Cybershift, which handles time & attendance and expense management, says it got more leads during the first three hours of this year’s SHRM conference than in last year’s entire show.

SilkRoad has seen something similar: more “qualified buyers” than at past SHRM conferences, and “fewer people with a grab and go mentality” hoarding tchotchkes, one SilkRoader tells me. Expect the company to issue an announcement of an announcement within the next few days. That wasn’t a typo: SilkRoad will hint at a new technology it’s working on, to then be unveiled in more detail this fall, technology that it says represents a slightly new genre in human resources software, rather than an improvement on an existing category like onboarding.

Look for Talx to also launch something around the time of this fall’s HR Technology conference in Las Vegas. It is working on developing new products that make more out of the 50 million employment records it has on file after all the screening it has done. With all that information on people’s pay and employment histories, it wants to develop analytics to extend its reach in hiring and retention.
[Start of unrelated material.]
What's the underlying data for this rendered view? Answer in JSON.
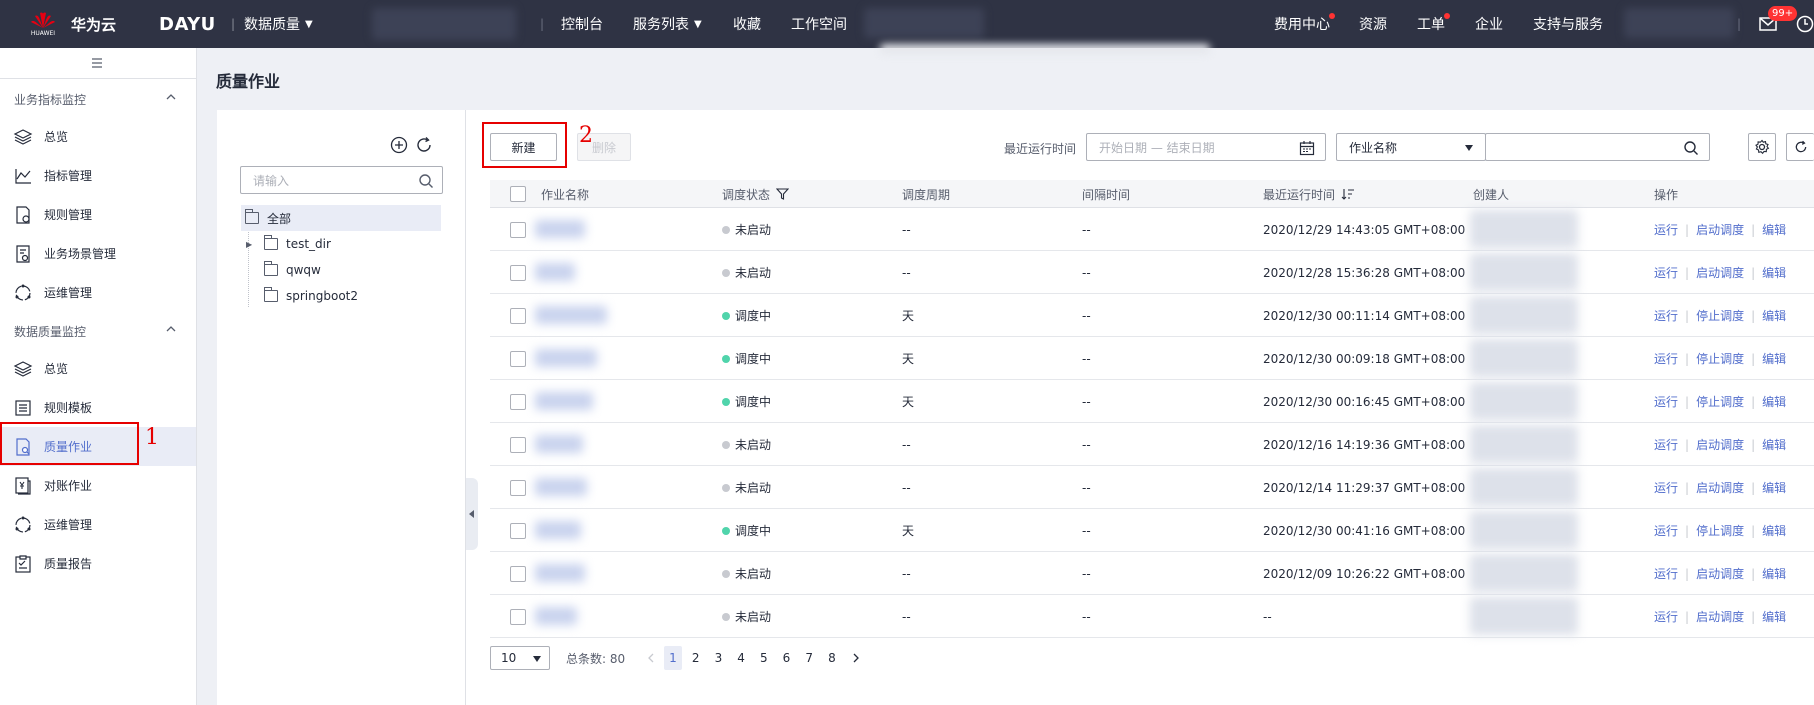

Right Management’s Loren Walsh says “people are very burned out in the U.S.” and many are ready to quit jobs, even ones they’ve only had a few months, particularly if they find it wasn’t what the opportunity were sold by the recruiter and hiring manager. Even people with good jobs, she says, are much more willing to talk to recruiters about moves than they were a year or two ago. “People are moving more quickly,” she says. “People are being recruited strongly.”